Of course criticising any Premier League footballer for being a mercenary is like criticising a dog for barking, and Neill’s only doing what any other vaguely co-ordinated past-his-prime defender would do in the exact same position. However you’ll have to forgive the Fiver’s eyes for rolling heavenwards if Neill has the brass neck to cite “footballing reasons” as his motivation for pitching up at either Manchester City or Tottenham Hotspur, the vacuums of quality predictably interested in showering him with ££££££££s now he’s back on the market.
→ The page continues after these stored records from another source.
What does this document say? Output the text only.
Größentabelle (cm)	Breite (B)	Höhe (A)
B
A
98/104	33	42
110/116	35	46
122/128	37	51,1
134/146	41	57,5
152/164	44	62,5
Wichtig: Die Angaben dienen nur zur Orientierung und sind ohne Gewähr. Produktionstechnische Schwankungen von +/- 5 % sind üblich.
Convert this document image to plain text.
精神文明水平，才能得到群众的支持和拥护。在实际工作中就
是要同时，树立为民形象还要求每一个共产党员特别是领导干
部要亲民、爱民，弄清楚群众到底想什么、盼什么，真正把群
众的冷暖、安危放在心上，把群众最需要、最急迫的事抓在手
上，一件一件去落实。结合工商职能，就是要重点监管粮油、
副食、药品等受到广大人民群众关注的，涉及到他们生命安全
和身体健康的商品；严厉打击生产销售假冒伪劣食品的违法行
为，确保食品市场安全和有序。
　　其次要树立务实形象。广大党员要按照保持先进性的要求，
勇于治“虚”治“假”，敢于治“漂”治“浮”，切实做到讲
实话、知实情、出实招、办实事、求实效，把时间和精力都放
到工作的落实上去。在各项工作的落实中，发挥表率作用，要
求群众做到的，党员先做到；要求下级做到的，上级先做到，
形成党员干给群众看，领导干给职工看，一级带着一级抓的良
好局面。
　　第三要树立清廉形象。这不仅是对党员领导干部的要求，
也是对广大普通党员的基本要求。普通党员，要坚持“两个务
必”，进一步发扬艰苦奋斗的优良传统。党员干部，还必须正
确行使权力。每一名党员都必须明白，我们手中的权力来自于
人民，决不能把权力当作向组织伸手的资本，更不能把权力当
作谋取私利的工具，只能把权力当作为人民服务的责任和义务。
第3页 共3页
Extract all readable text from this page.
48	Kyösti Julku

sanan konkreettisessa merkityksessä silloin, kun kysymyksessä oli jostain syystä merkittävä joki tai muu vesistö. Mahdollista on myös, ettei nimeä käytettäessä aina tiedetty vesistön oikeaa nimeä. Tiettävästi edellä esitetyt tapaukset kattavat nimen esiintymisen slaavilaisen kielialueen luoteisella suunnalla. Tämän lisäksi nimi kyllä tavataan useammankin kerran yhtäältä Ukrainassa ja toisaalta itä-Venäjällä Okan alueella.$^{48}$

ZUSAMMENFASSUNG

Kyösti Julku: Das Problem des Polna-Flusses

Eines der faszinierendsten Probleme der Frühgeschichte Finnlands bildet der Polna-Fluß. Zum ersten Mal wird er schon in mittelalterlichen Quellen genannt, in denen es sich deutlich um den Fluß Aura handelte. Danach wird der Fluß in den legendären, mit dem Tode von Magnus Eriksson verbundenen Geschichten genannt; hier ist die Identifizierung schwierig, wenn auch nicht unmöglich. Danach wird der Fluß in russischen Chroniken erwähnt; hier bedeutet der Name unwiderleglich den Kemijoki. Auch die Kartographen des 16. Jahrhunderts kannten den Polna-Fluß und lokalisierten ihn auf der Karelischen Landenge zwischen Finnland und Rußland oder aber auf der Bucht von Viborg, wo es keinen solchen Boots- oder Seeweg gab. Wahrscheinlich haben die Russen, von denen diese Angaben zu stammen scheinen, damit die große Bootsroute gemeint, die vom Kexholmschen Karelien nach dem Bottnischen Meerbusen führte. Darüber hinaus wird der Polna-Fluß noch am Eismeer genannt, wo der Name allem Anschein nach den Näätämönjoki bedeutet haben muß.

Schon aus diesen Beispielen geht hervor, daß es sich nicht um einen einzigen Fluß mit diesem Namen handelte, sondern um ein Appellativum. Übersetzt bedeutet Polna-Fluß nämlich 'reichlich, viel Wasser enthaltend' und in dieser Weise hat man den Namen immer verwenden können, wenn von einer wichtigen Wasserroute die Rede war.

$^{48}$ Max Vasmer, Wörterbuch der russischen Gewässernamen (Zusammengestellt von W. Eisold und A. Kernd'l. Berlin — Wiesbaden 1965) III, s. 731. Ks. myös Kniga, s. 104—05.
For the time being, Neill is remaining tight-lipped and will concentrate on finding a new club once he’s returned from international duty. The Sheilaroos need just one point from this month’s qualifiers against Bahrain, the Dog & Duck and Uninhabited Pacific Ocean Rock if Neill is to get a chance to atone for the comical footballing reasons that got his team eliminated from the last World Cup.